|15 Feb 2023
The God –fearing “GC” of 1945 was even more politically aware than Maurice Jacks’s “Thirties”. Communism was no longer mere Leninist theory but here and now reality, as close to the West as divided Berlin and Vienna. Much of that reality was as ugly as its Stalinist architecture, with later show trials in the Eastern Bloc to prove it. Onto that stage, sporting a “hammer and sickle” badge at his interview for the pathfinding ‘Middlesex Scheme’, stepped a boy born in 1932 in Kharkov, of brilliant German scientist parents, atheist Stephen Ruhemann.

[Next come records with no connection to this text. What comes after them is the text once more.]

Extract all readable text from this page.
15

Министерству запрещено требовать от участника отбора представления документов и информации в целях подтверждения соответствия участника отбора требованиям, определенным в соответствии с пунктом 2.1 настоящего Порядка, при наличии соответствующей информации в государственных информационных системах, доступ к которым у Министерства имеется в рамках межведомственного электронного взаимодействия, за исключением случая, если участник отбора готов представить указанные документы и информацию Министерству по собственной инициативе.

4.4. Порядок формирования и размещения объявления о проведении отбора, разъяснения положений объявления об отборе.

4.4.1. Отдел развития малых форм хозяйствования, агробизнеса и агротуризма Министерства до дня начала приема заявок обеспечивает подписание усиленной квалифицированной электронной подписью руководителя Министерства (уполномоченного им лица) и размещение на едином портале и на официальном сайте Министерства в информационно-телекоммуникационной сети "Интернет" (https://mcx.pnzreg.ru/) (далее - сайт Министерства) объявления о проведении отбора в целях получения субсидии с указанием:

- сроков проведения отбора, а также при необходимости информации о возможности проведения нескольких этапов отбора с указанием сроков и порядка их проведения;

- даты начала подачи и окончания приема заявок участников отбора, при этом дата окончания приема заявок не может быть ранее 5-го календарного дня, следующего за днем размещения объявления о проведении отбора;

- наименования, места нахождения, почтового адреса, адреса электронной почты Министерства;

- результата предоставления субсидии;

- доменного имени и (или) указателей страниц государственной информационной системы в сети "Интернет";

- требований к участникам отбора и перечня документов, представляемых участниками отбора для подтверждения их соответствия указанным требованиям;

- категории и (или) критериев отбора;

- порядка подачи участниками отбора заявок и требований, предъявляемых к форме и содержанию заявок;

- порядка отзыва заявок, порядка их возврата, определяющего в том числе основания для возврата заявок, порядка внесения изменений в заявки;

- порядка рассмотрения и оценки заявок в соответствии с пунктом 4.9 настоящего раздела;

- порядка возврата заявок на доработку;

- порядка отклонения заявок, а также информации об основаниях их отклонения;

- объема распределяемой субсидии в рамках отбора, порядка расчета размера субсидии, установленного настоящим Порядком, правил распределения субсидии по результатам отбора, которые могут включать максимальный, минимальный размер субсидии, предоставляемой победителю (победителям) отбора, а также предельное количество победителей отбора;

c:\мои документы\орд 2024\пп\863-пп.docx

Intellectually outstanding, and seemingly Party-trained in Marxist dialectic, one of the four best academic brains of his cohort, Steve presented his Winterstoke Housemaster, “Scailes” McAllister, with a problem – and an opportunity: how to embrace this potentially-disruptive phenomenon into the comfort-zone of Mill Hill? His and “The Whale’s” clever answer was to bring him inside the tent and facing out – although perhaps they need not have worried. Steve also possessed maturity beyond his years, and quickly on his own merit rose to become Head of his House and (exceptionally) a ‘non-gamesy’ 2ic to Rugger and School captain John Coombes. However, one of his more gamesy chums, a members of the School XV (who might have been Ronnie Aye Maung) recalls being unceremoniously floored bySteve during an inter-house rugby match and not just once! Although Steve was never one to join in with the OMC, Ronnie did manage to coax him to a Leeds OMs Dinner a few years ago: although he enjoyed meeting up with some of his old mates, this was clearly a one-off!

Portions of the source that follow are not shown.